2.3

125 8 1
                                    

Marzec

Perspektywa Pawła

Dziewczyna wytrzeszcza nieznacznie oczy, gdy Ola rusza w jej kierunku. Spoglądam zaskoczony na Filipa, jednak on wzrusza jedynie ramionami. Schodzimy więc na bok, żeby nie zagradzać drogi osobą, które też chcą odwiedzieć nagrobki swoich bliskich.

- Ola? - mówi cicho ta druga lekko zachrypniętym głosem. - Nie spodziewałam się spotkać ciebie tutaj.

- Ja ciebie tym bardziej! - odpowiada brunetka. - Łał, ale się zmieniłaś! Przepraszam, że zapytam, ale kogo odwiedzasz?

- Dziadka. - wydusza z siebie i widzę, że postawa Oli od razu się zmienia, a ramiona jej opadają.

- Jejku, przepraszam. Nie miałam pojęcia, bardzo mi przykro. - odzywa się szybko. Jej rozmówczyni kręci jedynie głową i uśmiecha się delikatnie. - Może masz ochotę pójść z nami na kawę? Właśnie się wybieramy.

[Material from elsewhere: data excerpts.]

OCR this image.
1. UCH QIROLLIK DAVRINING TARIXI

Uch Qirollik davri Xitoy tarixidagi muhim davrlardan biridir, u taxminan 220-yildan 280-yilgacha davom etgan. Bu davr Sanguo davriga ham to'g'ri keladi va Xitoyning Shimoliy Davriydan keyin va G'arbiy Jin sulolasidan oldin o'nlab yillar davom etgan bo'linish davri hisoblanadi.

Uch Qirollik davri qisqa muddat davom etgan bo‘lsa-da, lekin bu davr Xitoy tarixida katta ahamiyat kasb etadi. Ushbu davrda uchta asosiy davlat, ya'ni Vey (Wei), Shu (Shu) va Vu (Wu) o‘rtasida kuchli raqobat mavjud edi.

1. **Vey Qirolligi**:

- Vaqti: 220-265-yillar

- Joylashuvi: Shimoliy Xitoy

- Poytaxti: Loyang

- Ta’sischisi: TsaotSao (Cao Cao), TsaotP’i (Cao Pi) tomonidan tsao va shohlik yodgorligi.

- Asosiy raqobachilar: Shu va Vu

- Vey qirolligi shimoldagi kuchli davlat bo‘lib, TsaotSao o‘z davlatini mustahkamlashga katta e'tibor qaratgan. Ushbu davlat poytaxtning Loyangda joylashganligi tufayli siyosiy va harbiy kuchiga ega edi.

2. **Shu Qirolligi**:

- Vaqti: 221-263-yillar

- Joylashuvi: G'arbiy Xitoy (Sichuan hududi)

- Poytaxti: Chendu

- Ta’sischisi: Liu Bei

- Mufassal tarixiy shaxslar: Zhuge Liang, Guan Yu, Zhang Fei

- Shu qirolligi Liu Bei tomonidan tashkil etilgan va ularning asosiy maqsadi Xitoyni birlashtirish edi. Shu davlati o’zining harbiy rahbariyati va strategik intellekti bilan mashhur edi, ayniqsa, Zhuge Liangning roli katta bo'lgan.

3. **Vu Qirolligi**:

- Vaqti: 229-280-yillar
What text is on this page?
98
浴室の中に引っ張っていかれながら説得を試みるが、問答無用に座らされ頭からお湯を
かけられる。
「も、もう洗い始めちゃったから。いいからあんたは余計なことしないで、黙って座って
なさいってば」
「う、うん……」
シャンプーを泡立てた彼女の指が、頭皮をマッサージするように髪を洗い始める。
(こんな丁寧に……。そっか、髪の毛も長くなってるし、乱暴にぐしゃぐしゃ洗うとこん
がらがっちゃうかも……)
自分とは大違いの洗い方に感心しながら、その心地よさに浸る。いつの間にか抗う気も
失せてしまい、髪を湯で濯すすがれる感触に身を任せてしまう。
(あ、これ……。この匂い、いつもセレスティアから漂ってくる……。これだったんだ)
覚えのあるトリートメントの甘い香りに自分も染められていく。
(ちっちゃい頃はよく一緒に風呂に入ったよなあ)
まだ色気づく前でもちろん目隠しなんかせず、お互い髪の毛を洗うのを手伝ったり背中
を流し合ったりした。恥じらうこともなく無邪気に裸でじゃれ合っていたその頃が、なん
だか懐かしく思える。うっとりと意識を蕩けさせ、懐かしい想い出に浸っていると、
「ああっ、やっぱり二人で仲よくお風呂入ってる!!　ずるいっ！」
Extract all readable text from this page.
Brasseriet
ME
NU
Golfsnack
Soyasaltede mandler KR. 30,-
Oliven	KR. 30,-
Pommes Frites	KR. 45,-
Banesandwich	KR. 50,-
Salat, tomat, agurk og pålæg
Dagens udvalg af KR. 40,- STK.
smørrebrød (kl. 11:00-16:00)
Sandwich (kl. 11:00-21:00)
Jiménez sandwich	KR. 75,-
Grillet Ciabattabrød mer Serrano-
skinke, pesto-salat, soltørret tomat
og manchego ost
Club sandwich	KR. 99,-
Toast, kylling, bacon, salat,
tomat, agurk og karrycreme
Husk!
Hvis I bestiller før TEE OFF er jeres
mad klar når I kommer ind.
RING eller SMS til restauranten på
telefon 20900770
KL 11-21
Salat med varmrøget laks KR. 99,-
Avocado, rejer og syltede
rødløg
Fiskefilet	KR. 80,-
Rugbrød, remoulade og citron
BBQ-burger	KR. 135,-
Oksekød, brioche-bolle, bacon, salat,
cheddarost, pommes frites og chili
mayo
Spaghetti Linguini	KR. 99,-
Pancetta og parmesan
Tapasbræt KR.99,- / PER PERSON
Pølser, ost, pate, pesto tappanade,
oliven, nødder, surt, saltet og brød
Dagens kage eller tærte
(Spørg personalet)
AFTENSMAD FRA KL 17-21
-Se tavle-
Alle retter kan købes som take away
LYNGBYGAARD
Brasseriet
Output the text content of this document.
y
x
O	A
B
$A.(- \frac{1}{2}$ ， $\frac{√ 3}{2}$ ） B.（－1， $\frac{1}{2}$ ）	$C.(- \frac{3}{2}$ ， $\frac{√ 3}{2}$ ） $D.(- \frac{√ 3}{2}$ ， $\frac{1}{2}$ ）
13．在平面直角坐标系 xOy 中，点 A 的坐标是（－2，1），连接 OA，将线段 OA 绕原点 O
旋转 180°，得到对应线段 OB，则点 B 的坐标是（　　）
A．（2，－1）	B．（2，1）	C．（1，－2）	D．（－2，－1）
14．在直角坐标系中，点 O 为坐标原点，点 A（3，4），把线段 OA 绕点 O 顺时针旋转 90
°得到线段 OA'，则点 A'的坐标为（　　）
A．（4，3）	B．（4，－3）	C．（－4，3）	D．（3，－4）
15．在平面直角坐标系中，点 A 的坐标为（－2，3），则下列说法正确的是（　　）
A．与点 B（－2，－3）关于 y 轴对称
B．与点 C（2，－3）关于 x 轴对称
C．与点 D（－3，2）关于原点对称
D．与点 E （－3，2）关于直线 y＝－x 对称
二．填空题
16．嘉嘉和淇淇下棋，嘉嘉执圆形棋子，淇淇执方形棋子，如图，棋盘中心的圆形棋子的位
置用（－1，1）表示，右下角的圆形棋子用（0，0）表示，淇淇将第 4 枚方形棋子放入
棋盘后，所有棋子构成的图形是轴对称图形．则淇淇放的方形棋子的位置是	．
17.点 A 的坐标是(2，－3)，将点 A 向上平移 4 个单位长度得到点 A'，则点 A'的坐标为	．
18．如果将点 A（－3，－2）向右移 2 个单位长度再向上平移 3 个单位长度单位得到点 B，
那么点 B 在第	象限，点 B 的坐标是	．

- Nie chcę przeszkadzać, w końcu jesteś w towarzystwie...

- Oj, przestań! Paweł i Filip na pewno nie mają nic przeciwko, prawda? - przyjaciółka odwraca się do nas, na co oboje wzruszamy ramionami. - Chodź! Chociaż pół godziny!

Dziewczyna wpatruje się w Olę w skupieniu, po czym wzdycha cicho i kiwa lekko głową na znak, że się zgadza. Wychodzą z rzędu i stają naprzeciwko nas.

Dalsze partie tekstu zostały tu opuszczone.